In the United States, the courts and Congress have struggled to establish appropriate surveillance rules, as evidenced by recent controversial judgments in the Supreme and appellate courts and congressional hearings on ECPA reform. Citizens have grown increasingly concerned about law enforcement agents’ excessive use of new surveillance technologies to gather information about their private communications and daily activities. This article analyzes an alternative approach that, if adopted here, would significantly improve our electronic surveillance laws.
The authors conclude -
In the United States, traditional wiretapping (of wire, oral and electronic communications) and some video surveillance is subject to most of the restrictions imposed by CrimPC in Switzerland: notice, a remedy, subsidiarity and proportionality. The rest of what CrimPC treats as surveillance is subject to significantly less protection. Law enforcement agents in the United States may use undercover agents, collect stored communications contents and attributes, intercept communication attributes in real time, track location data, and use of other modern surveillance techniques subject either to no regulation at all or to the anemic protections afforded by ECPA and a few related statutes.
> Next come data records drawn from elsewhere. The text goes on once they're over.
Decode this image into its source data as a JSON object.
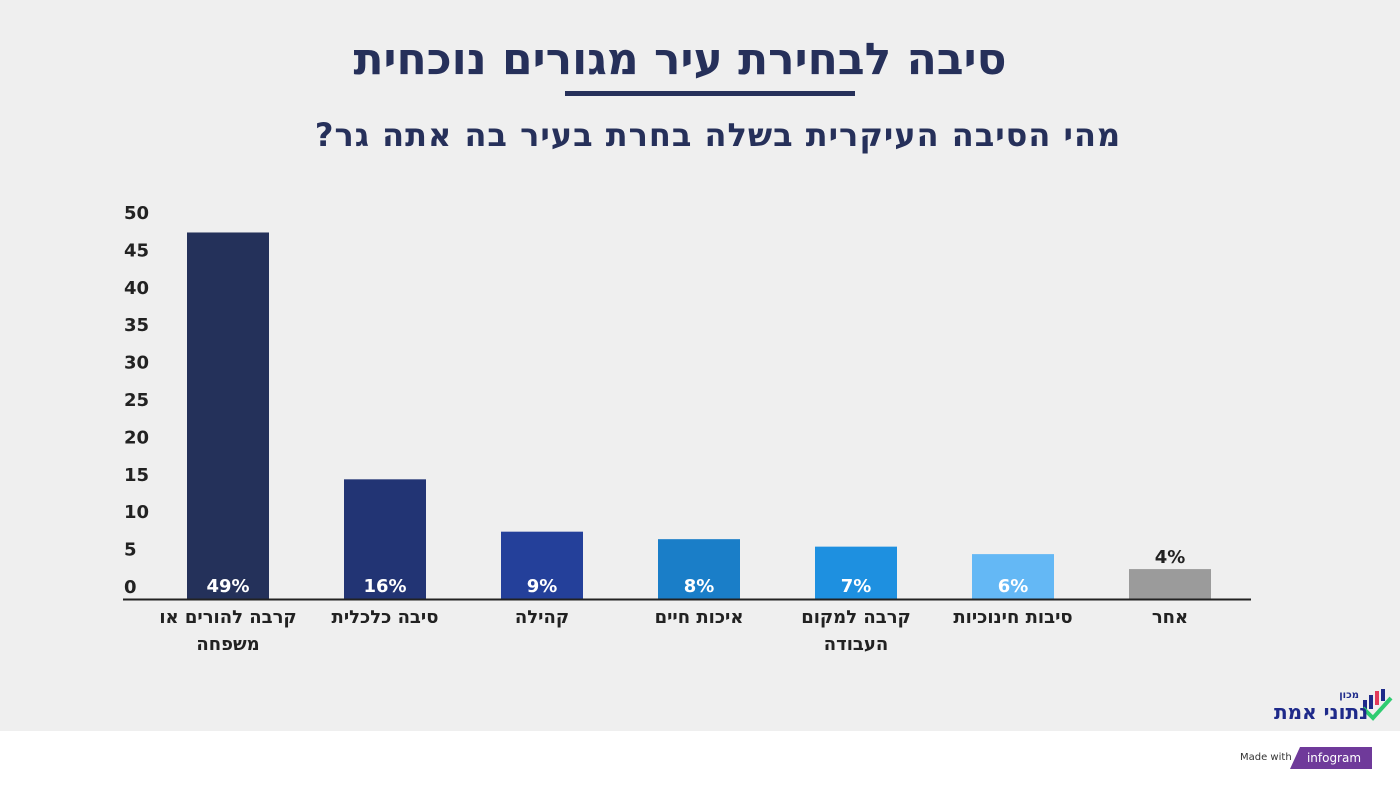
{
  "chart_data": {
    "type": "bar",
    "title": "סיבה לבחירת עיר מגורים נוכחית",
    "subtitle": "מהי הסיבה העיקרית בשלה בחרת בעיר בה אתה גר?",
    "categories": [
      [
        "קרבה להורים או",
        "משפחה"
      ],
      [
        "סיבה כלכלית"
      ],
      [
        "קהילה"
      ],
      [
        "איכות חיים"
      ],
      [
        "קרבה למקום",
        "העבודה"
      ],
      [
        "סיבות חינוכיות"
      ],
      [
        "אחר"
      ]
    ],
    "values": [
      49,
      16,
      9,
      8,
      7,
      6,
      4
    ],
    "data_labels": [
      "49%",
      "16%",
      "9%",
      "8%",
      "7%",
      "6%",
      "4%"
    ],
    "colors": [
      "#24315a",
      "#223474",
      "#24409a",
      "#1a7ec8",
      "#1e90e0",
      "#64b8f5",
      "#9b9b9b"
    ],
    "yticks": [
      "0",
      "5",
      "10",
      "15",
      "20",
      "25",
      "30",
      "35",
      "40",
      "45",
      "50"
    ],
    "ylim": [
      0,
      50
    ],
    "xlabel": "",
    "ylabel": "",
    "grid": false,
    "legend": "none"
  },
  "logo": {
    "small": "מכון",
    "big": "נתוני אמת"
  },
  "footer": {
    "made_with": "Made with",
    "brand": "infogram"
  }
}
CrimPC, which brought unity and comprehensive treatment to Swiss surveillance law, dramatically contrasts with the laws that regulate surveillance in the United States, which are an incomplete, confusing, and ineffective set of rules. It seems clear that the substantive requirements in both the European Convention on Human Rights and the Swiss constitution have yielded the significantly stronger restrictions on law enforcement surveillance that Swiss law provides. The limited coverage of the Fourth Amendment, and the fact that it exerts no real influence until a court finds it to apply, shifts the default rule in the United States in favor of using new surveillance methods that the legislature has not yet regulated. The opposite rule applies in Switzerland, where techniques that CrimPC does not cover, either explicitly or by analogy, cannot be used. It would represent a significant and likely unattainable, shift in our jurisprudence to prohibit law enforcement agents from using new surveillance techniques until Congress explicitly authorizes those techniques. It should be possible, however, for Congress to design a set of surveillance rules that abandon arbitrary distinctions, provide sufficient procedural hurdles and oversight to constrain invasive practices, furnish meaningful remedies to deter abuse, and provide notice and transparency to ensure that the system works as designed. In drafting such an overhaul, American legislators should look to CrimPC for guidance.